The Cremation Society of England owes much to its indefatigable honorary secretary, Mr. William Eassie, C.E., whose propaganda for incineration is not confined to the British Isles, but extends all over the world. I am sure that his name will always head the list of those who have promoted cremation in the country of Shakespeare, and in this respect even place him over and above that illustrious surgeon and physicist, Sir Henry Thompson. I would not, I am certain, experience the least astonishment should I hear that Mr. Eassie sent some of his valuable essays on cineration to some savage in Africa, for instance the king of Dahomey, and that the royal negro, pleased with the idea, instantly had several hundred of his subjects cremated before him, which, being a complete success in every respect, led his dusky majesty to swear by all the holy idols with which he is familiar that he too should be reduced to ashes after death.

Public sentiment reflected in the press of the United Kingdoms has been almost unanimously in favor of cremation. Journals of all classes, religious, fashionable, popular, Whig, Radical, or Tory, from the Court Circular to the Rock, from the Times to Lloyd’s Weekly Newspaper, have by a vast majority pronounced in its favor.

The Metropolitan Commissioners of Sewers have appointed a committee with the view of considering the propriety of erecting a crematorium at Ilford.

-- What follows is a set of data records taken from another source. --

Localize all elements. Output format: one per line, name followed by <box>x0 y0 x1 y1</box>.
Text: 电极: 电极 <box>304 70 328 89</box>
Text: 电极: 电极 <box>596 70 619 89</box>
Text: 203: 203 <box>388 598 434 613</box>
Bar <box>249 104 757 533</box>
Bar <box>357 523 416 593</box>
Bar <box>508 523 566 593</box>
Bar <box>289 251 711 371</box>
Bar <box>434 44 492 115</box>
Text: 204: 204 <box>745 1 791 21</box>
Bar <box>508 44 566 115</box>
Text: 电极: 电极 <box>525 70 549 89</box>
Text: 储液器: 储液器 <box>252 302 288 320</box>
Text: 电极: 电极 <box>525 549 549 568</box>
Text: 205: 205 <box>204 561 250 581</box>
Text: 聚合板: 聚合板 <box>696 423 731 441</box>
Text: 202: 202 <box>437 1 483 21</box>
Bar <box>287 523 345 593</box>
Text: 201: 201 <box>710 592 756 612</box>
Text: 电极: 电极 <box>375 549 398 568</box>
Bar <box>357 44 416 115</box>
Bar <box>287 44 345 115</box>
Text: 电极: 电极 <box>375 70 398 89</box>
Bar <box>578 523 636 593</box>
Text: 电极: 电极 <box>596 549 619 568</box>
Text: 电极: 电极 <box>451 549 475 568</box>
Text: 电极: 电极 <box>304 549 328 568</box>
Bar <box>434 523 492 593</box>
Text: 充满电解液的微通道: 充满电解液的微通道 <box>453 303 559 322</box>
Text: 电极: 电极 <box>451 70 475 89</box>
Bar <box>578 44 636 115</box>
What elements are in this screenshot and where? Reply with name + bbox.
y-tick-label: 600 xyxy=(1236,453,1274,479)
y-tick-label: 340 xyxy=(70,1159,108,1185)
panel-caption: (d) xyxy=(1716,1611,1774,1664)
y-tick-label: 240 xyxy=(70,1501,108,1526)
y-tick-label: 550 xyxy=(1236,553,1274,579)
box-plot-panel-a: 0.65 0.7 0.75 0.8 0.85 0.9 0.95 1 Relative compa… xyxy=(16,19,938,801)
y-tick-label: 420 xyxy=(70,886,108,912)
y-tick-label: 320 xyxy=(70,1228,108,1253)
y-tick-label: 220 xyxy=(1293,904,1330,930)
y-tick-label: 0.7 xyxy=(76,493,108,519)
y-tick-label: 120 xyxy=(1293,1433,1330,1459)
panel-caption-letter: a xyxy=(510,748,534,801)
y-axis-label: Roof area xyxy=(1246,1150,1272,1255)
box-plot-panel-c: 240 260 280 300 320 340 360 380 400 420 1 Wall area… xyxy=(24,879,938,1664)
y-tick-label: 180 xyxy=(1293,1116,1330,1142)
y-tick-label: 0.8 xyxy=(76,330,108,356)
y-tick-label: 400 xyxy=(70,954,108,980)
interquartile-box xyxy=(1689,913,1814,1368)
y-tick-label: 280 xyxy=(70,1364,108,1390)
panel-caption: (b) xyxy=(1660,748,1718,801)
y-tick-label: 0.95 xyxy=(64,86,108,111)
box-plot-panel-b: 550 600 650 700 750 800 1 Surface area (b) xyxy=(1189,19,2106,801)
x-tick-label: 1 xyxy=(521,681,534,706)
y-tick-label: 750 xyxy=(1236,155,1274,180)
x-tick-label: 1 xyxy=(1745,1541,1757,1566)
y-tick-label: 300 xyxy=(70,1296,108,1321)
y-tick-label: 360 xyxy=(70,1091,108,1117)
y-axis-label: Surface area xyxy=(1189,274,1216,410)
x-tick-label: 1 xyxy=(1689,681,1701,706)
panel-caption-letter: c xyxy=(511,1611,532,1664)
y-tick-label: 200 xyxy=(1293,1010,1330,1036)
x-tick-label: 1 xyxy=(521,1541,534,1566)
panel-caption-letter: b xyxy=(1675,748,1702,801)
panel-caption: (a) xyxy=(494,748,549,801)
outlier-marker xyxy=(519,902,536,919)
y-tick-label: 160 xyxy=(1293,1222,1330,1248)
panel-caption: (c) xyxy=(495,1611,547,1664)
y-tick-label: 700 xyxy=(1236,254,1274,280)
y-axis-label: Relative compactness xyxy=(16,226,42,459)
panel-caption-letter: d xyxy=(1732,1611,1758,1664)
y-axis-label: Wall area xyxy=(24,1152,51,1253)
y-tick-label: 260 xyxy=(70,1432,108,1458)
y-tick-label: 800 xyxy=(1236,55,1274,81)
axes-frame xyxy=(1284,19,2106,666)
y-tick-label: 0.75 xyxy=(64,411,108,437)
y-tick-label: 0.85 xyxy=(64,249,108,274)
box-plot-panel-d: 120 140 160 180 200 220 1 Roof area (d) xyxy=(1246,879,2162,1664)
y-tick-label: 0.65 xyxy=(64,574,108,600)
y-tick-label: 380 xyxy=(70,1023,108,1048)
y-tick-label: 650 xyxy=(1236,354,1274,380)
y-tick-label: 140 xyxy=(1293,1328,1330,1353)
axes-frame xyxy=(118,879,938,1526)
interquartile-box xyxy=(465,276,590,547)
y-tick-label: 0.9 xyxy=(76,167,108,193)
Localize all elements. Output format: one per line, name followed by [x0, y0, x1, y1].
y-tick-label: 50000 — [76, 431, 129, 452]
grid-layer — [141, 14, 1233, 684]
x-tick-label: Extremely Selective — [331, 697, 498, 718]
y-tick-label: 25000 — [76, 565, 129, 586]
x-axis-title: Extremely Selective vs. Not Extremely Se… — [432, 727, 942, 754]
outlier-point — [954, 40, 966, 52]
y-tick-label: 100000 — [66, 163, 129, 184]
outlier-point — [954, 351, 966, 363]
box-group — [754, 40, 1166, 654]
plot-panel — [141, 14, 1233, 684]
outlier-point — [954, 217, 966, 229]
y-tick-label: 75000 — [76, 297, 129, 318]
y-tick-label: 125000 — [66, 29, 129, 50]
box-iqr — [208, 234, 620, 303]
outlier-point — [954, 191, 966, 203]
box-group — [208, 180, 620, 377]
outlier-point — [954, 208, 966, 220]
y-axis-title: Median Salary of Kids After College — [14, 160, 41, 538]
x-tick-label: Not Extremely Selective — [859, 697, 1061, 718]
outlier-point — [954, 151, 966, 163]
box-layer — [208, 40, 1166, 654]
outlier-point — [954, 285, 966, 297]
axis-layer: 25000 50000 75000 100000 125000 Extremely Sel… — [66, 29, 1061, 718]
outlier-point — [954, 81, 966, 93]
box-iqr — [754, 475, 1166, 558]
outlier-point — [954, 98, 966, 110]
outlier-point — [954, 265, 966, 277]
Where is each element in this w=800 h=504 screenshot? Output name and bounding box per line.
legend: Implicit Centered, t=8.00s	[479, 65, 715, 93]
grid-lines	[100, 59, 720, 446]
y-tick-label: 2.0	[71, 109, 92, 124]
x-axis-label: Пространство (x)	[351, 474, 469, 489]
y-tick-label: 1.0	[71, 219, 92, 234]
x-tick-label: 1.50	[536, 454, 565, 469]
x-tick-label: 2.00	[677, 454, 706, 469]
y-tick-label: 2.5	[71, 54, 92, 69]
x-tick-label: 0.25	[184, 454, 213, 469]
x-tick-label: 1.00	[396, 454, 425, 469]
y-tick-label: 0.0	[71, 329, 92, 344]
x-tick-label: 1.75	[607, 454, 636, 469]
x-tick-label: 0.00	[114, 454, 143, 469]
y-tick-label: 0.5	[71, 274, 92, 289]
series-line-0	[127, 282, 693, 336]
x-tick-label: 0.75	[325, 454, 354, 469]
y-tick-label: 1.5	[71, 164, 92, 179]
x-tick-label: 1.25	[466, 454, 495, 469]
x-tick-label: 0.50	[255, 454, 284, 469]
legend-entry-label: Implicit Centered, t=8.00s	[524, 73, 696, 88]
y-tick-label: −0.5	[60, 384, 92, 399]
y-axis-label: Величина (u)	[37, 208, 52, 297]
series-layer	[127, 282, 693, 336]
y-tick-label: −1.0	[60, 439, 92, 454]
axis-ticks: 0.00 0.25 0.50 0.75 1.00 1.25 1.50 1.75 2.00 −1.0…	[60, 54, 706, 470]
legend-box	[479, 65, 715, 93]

The oldest case of cremation on record in Great Britain was that of a widow, Mrs. Pratt, of George Street, Hanover Square, London. The lady was burned, in obedience to directions given in her testament, in the new graveyard adjoining Tyburn turnpike, on the 26th of September, 1769.

THE CREMATORIUM AT MILAN.
(From Dr. Pini’s work.)

On the 8th and 9th of October, 1882, the wife of Captain Hanham, and his mother, Lady Hanham, wife of the late Sir James Hanham, Bart., of Dean’s Court, Dorset, were cremated in a cheap temporary crematory, devised by Mr. Richards of Wincanton. The furnace had been built under the supervision of Captain Hanham himself. The coffins were placed on iron plates, and fire bricks above the furnace, a chimney 22 feet high furnishing the draught. The process lasted two hours, and was successful in every respect.